Saint Valentine, Santa Maria in Cosmedin

I decided to visit this lovely saint’s decapitated cranium on Valentine’s Day, but was surprised to find the 4th century church nearly empty, even though a line wrapped around the building for pictures with its other famous attraction: La Bocca della Verità, or The Mouth of Truth. I guess some people have better things to do on the day of love than visit the dead.

Saint Valentine has got to be the tiniest head I have ever seen, living or departed. It seems at some point a creative monk thought it would be a good idea to shove some red roses on him, almost like Jesus’ crown of thorns. Poor Valentine sadly gazes out at his audience, completely embarrassed by this game of dress up. His missing tooth and jaw added to my pity for him, his golden display case resembling a gilded cage for this once rebelliously romantic saint.


John the Baptist, San Silvestro in Capite

Chopped off by order of King Herod Antipas after a night of drinking, the location of John the Baptist’s true head is claimed by seven places around the world. The church itself is enjoyable enough though, decorated in paintings of decapitations, assassinations, and suffering saints.

I found John in a blindingly white room off to the side and was terrified by what I saw. This particular head is mummified, with a black stone-like cloth tightly covering every inch of his skull and its tilt turning a missing jaw into a permanent scream. The glass case that covers him reflects a nearby red candle’s glow out from his eye sockets (at certain angles) and I was convinced those covered holes could still somehow see me. Where those floor to ceiling bars put there to keep us out, or John the Baptist in?
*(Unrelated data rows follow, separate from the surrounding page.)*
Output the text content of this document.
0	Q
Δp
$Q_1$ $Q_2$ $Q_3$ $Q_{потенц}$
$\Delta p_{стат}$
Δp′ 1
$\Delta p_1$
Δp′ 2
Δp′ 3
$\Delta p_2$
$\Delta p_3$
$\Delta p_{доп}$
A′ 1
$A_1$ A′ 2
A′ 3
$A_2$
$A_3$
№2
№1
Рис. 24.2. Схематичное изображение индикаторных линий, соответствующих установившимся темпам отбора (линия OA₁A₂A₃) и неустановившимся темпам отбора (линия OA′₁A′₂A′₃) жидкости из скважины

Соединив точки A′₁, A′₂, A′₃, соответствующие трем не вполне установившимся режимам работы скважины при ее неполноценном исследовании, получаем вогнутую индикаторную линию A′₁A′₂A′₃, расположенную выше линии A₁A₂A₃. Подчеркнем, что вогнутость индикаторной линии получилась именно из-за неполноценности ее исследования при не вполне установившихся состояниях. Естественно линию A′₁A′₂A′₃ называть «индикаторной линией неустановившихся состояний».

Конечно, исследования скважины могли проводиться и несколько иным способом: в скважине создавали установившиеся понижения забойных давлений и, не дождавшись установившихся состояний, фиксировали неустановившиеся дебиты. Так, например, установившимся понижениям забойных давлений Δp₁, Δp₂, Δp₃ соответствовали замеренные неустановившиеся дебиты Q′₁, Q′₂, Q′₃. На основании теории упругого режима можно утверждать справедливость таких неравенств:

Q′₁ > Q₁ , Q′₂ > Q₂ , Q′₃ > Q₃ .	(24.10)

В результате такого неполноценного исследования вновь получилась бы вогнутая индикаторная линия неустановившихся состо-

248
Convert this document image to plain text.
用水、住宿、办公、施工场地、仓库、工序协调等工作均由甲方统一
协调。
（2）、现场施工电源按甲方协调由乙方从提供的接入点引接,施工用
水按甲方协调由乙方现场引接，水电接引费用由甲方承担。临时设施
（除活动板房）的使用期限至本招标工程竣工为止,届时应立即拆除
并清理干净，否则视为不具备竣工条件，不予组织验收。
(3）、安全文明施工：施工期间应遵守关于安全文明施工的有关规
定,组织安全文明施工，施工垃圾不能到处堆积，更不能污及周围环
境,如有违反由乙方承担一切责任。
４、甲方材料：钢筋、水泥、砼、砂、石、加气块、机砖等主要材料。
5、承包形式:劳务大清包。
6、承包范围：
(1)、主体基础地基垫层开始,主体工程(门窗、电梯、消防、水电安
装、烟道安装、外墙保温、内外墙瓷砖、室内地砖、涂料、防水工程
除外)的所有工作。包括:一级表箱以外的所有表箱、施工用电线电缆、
Santa Maria della Concezione dei Cappuccino

Feng shui meets the macabre in this church’s unique crypt. In 1631, to save space, bodies were exhumed and, for some unknown reason, put up on the walls instead of in containers. There are entire walls filled with skulls carefully stacked upon each other, creating sturdy columns, cute arches, and delightful centerpieces to pelvis star designs. Some even have the skin left on to help you lose your appetite that much easier.

My favorite room was made clear when I was reminded of the true purpose of an idle cranium: the classic skull and crossbones. This piratey design was found in several places throughout the third area of the crypt, adorning the walls above a few lucky (deceased) monks.

For such a dark theme, the monks really did a good job of keeping the place cheerful, with ribcage flowers, hipbone fans, countless vertebrae lining the walls, and a jolly message at the end “What you are now, we once were; what we are now, you shall be.”


David With The Head Of Goliath, Villa Borghese

The last stop on our dark tour of craniums is the master of light and dark himself: Caravaggio. He seemed to have a clear grasp of what an actual decapitated head looks like for this painting, making it the perfect end for those that get lightheaded when viewing the dead. In a twisted decision by a depressed artist, Caravaggio painted the head in his own likeness as David sadly looks on. This was a point in Caravaggio’s life when he was desperate to go back to Rome, the city he was exiled from for killing a man, a feeling shown in this somber painting.


This is only a small sampling of the captivatingly decapitated heads to be found in Rome. And whether your visit takes you to catacombs or crypts, you can always rest in peace knowing that if the dead become a bit overwhelming, your exit to the world of the living is always near.